Nella storia delle vaccinazioni dopo Jenner dobbiamo citare Louis Pasteur, padre della batteriologia. Con lui si prende atto che le malattie infettive sono causate da un agente microscopico vivente il batterio.

Nel campo delle vaccinazioni si afferma il concetto di attenuazione secondo il quale, il germe poteva essere attenuato in vari modi – passandolo serialmente in animali diversi, o in colture cellulari, o aggredito con calore od ossigeno – per renderlo innocuo, ma, allo stesso tempo, capace di suscitare la risposta immunitaria. 

Una fortunata casualità suggerì a Pasteur come diminuire la forza infettiva del bacillo del colera dei polli che era stato isolato qualche anno prima: la prolungata esposizione all’ossigeno per una fortuita disattenzione del ricercatore provocò l’attenuazione dell’aggressività batterica.

Questo permise a Pasteur la formulazione di  un vaccino contro l’erisipela suina, dopo di che si dedicò allo studio della rabbia. All’epoca si pensava che l’agente patogeno risiedesse solo nella saliva del cane, mentre Pasteur dimostrò che si trovava nel sistema nervoso, e proprio con l’esposizione all’aria di midollo spinale di un coniglio infettato ottenne un virus per poter mettere a punto un vaccino. Nel 1885 inoculando pazienti morsi da cani rabbiosi dimostrò l’efficacia del suo vaccino.

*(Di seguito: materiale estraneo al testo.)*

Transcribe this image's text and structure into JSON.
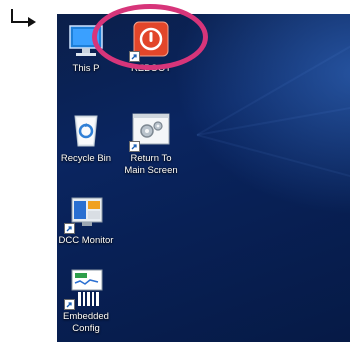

In Francia si stava affermando la microbiologia con Paster, mentre in Germania si affermava con Robert Koch la batteriologia. I due furono rivali nel campo dell’immunizzazione.

Koch isolò il batterio della tubercolosi, scoperta che gli valse il Nobel nel 1905, ma fallì tutti gli esperimenti di produrne un vaccino, cosa che realizzarono due francesi, Albert Calmette e Camille Guérin, che trasferirono un ceppo di batteri di tubercolosi bovina per 230 volte, lungo un periodo di ben 13 anni, in terreni di coltura costituiti da bile, glicerina e patata, ottenendo, così, un germe non virulento che fu chiamato Bacillus Calmette-Guèrin e utilizzato a partire dai primi anni Venti del Novecento.

Qualche anno prima di Koch, nel 1901, il Nobel per la medicina era stato assegnato a Emil von Behring e Shibasaburo Kitasato – entrambi avevano lavorato con Koch stesso a Berlino – per i vaccini contro la difterite e il tetano.

Come nasce la sieroterapia

In questo caso, non si trattava di iniezione di germi in qualche modo attenuati, ma di vaccinazioni attraverso preparazioni di siero sanguigno di animali infettati che avevano sviluppato gli anticorpi alla malattia.

Nasceva, con ciò, la sieroterapia. Un’antica pratica riutilizzata diverse volte nel corso della storia successiva – non ultima contro le epidemie di Ebola – che, tra l’altro, oggi è nuovamente sotto i riflettori nelle discussioni sulle possibili terapie contro il Covid-19.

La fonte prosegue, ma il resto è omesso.